Both came through training with no reported ill-effects yesterday.
With Brad Thorn also set to make his debut and Rhys Ruddock confirming he has signed a contract to stay in Dublin for another two years, this has been a good news week for Joe Schmidt & Co. It isn’t so long since Leinster were contemplating the season’s run-in without the services of either Cullen or O’Driscoll and the recovery of the latter, two months ahead of schedule, has been as impressive as anything he has achieved on the field of play.
“He has just been very professional in his approach to his rehab,” said assistant coach, Richie Murphy. “He has done everything that has been asked of him. He seems to be in a very good physical condition.
“He is definitely a good few weeks ahead of schedule but there are no risks to him. They are very happy where he is at, the specialists have passed him fit. He seems to be in a good frame of mind.
“He hasn’t played all season and the expectation of him is going to be difficult because everyone else will have a series of games under their belts and he is coming in brand new, start of the season type thing. It will take him time to get up to speed.”

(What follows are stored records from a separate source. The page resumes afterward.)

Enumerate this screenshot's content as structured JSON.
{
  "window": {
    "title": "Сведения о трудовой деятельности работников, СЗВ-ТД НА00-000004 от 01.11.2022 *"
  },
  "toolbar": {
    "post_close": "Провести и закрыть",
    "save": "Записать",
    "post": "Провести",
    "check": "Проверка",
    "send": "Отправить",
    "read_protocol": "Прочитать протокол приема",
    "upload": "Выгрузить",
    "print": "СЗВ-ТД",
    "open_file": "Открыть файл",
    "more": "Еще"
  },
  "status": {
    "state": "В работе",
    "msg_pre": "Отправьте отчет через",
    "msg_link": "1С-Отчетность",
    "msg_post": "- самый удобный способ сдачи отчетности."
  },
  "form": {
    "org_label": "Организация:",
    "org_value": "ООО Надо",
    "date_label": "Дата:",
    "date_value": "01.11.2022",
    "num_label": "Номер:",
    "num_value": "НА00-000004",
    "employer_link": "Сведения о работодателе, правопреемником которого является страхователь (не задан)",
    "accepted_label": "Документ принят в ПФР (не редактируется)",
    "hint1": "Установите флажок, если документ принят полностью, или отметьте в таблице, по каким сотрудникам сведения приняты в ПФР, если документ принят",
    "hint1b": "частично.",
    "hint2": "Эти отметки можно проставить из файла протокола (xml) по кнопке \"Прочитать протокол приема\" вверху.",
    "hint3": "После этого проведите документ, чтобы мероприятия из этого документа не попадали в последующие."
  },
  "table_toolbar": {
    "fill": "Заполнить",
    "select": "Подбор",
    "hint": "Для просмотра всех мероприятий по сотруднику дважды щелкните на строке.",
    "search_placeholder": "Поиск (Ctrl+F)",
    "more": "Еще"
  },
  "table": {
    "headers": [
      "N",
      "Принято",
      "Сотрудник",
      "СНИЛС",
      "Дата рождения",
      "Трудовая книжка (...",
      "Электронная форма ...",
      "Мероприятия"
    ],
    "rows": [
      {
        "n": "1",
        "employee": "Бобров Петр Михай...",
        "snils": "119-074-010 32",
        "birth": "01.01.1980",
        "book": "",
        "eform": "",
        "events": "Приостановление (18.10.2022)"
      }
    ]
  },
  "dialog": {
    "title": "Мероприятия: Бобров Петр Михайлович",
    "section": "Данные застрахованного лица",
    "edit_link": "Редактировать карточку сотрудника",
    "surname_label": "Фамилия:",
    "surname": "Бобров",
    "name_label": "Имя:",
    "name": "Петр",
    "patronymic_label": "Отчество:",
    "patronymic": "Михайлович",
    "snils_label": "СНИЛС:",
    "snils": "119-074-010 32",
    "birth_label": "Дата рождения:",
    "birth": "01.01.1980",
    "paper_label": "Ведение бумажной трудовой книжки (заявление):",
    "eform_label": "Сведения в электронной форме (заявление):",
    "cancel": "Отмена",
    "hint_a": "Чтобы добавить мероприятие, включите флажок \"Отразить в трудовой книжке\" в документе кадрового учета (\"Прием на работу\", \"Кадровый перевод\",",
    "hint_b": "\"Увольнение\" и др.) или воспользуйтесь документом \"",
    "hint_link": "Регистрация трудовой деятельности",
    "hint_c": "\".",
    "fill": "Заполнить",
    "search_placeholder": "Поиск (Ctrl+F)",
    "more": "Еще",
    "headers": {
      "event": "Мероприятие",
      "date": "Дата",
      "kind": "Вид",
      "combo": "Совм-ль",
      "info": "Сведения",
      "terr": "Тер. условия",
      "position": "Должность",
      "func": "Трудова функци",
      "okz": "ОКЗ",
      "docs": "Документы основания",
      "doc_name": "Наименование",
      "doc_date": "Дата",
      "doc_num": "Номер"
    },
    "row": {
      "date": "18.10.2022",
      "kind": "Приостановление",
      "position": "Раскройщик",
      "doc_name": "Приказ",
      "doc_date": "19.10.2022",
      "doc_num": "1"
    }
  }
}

The return — and first appearance — of such experienced internationals would be welcome at any time but all the more so tomorrow given the European champions will be without the eight who started for Ireland in Twickenham last Saturday.
All are expected back in harness next week for the trip to Thomond Park, including Mike Ross whose early departure in London had such a devastating effect on the Irish scrum, while fringe internationals like Fergus McFadden and Sean Cronin may be involved this week.
Much of the Six Nations build-up focused on whether or not the performances of the provinces would have any bearing on the national XV. Now the question is being asked inside out after the painful end to the tournament for Declan Kidney’s side.
“A lot of those players haven’t come back in yet so we don’t know how they are,” said Murphy. “The focus has shifted to preparation for the Ospreys and the lead-in for the rest of the season.
“There has been a bit of a break and all the coaches have felt a step-up in intensity this week on the training field. We would hope they won’t be happy with the result at the weekend but that they will be able to put it behind them and move on.”
With their imploding regions and all-conquering national side, Wales have shown once again this year there is little or no correlation between the two while Munster won their second Heineken Cup in 2008 on the back of Ireland’s worst ever Six Nations campaign.
“They have always returned (from the Six Nations) in good spirits and ready to play for Leinster,” said Murphy. “Ospreys is a massive game which leads into Munster and then our quarter-final. We don’t really have time to look back.”